Stando alle cronache finanziarie e, purtroppo, giudiziarie pare che dalla palude della vicenda Antonveneta e in particolare delle carte dell'ex Popolare di Lodi emergano responsabilità anche per il numero uno dell'Unipol, Giovanni Consorte. Non c'è da meravigliarsi: la compagnia assicurativa legata alle coopoerative ha sempre avuto alleanze piuttosto insidiose come quella di Emilio Gnutti o di Fininvest nelle società del finanziere bresciano, ma ora la cosa sta dilagando in modo preoccupante, tanto da mettere in imbarazzo i Ds e quindi il centro sinistra. I magistrati milanesi, infatti, lo avrebbero iscritto nel registro degli indagati non per la scalata alla Bnl, sulla quale la procura di Roma ha aperto un'inchiesta, ma per vicende finanziarie legate alla scalata Antonveneta, dove formalmente Consorte e l'Unipol non c'entravano nulla se non in veste di azionisti di minoranza della Bpi. Le indiscrezioni parlano di addebiti anomali e conti correnti strani ma nelle prossime settimane se ne saprà di più.

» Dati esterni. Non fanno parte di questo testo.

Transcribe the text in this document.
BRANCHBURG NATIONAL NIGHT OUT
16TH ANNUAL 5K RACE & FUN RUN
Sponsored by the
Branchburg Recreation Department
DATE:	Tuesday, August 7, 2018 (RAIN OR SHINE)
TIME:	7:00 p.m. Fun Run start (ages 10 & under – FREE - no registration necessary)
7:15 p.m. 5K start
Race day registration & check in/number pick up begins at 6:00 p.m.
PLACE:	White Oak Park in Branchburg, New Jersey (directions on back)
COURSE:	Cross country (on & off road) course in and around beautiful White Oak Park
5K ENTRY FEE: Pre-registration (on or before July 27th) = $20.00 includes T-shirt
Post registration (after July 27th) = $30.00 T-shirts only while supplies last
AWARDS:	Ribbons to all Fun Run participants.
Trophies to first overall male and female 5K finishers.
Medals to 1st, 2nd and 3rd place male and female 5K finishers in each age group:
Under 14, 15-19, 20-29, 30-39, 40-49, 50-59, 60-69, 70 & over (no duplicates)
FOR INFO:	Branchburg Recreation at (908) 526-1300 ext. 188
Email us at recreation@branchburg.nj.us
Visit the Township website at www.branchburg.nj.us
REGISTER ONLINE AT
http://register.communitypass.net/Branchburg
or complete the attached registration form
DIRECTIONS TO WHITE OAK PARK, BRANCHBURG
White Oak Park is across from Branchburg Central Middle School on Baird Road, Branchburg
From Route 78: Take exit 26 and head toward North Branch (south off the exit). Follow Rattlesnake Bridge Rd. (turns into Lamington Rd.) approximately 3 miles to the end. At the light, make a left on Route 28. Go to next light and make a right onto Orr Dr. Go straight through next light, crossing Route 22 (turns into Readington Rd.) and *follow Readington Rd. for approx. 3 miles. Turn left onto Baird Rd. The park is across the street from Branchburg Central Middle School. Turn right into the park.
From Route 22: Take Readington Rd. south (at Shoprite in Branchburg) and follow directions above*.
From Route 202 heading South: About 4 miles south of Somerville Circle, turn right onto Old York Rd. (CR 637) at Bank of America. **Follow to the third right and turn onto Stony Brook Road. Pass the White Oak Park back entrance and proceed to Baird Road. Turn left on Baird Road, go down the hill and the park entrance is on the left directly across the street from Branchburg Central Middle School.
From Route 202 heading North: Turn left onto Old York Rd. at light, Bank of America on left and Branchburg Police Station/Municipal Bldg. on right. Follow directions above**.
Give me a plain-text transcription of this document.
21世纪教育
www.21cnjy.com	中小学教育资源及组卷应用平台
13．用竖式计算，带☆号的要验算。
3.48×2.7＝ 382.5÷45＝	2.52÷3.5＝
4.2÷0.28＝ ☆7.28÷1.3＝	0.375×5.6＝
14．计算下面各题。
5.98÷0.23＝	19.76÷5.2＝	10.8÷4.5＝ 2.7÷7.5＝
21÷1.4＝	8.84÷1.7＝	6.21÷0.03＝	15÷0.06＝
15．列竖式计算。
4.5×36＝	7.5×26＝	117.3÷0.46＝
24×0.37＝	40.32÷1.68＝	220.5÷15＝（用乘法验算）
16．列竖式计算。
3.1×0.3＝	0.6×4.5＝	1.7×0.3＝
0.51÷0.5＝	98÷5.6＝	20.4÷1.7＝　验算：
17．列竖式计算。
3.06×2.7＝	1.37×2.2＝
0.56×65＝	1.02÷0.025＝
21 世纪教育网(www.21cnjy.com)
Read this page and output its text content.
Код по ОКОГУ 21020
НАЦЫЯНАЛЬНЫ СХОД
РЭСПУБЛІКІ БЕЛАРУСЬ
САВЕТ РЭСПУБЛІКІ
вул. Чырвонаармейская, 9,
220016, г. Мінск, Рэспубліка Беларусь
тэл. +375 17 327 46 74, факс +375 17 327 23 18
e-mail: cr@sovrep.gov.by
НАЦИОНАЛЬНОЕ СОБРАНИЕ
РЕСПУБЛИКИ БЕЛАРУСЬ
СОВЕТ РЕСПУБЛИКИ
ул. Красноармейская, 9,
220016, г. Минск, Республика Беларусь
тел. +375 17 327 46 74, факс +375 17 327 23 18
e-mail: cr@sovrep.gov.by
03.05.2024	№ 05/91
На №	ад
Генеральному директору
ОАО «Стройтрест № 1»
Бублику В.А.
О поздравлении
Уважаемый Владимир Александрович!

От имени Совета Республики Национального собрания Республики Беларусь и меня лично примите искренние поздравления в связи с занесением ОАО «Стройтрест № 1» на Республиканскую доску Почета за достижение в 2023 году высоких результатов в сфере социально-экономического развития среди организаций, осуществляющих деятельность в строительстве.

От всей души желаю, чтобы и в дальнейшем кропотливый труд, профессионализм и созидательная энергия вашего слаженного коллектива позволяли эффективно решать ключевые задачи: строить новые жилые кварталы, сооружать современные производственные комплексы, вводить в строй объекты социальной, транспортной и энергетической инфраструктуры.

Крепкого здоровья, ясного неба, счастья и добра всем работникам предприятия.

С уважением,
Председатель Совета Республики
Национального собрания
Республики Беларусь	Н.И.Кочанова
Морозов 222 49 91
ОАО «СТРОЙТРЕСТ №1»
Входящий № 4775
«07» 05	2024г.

Anche il caso Ricucci potrebbe gonfiarsi a dismisura. Perché da quello che si è capito i magistrati stanno mettendo gli occhi sulle modalità piuttosto anomale con le quali l'immobiliarista ha rastrellato quattrini per la scalata al Corriere della Sera. E dai primi riscontri gli inquirenti si sono trovati davanti a un altro personaggio, il presidente della Confcommercio, Sergio Billè, anche lui in rapporti d'affari con il capo del furbetti del quartierino nella società Confimmobiliare e ora accusato di appropriazione indebita. Le relazioni pericoloso di Billè con Ricucci sono due: il versamento, avvenuto a febbraio scorso, di 39 milioni dal "fondo del presidente" a Ricucci per l'acquisto di un immobile che poi non si è mai realizzato e l'acquisto da parte della Confcommercio di azioni Rcs per tre milioni di euro.

Su tutta la vicenda Antonveneta e Bnl pesa come un macigno il ruolo che ha avuto la Banca d'Italia e in particolare il governatore Antonio Fazio, accusato per il momento di abuso d'ufficio dalla magistratura di Roma. Finora Fazio se l'è cavata per il rotto della cuffia, grazie alle complicità di una parte del governo ma per prosciugare la palude della tangentopoli dell'alta finanza si dovrebbe partire da un azzeramento dei poteri di Bankitalia.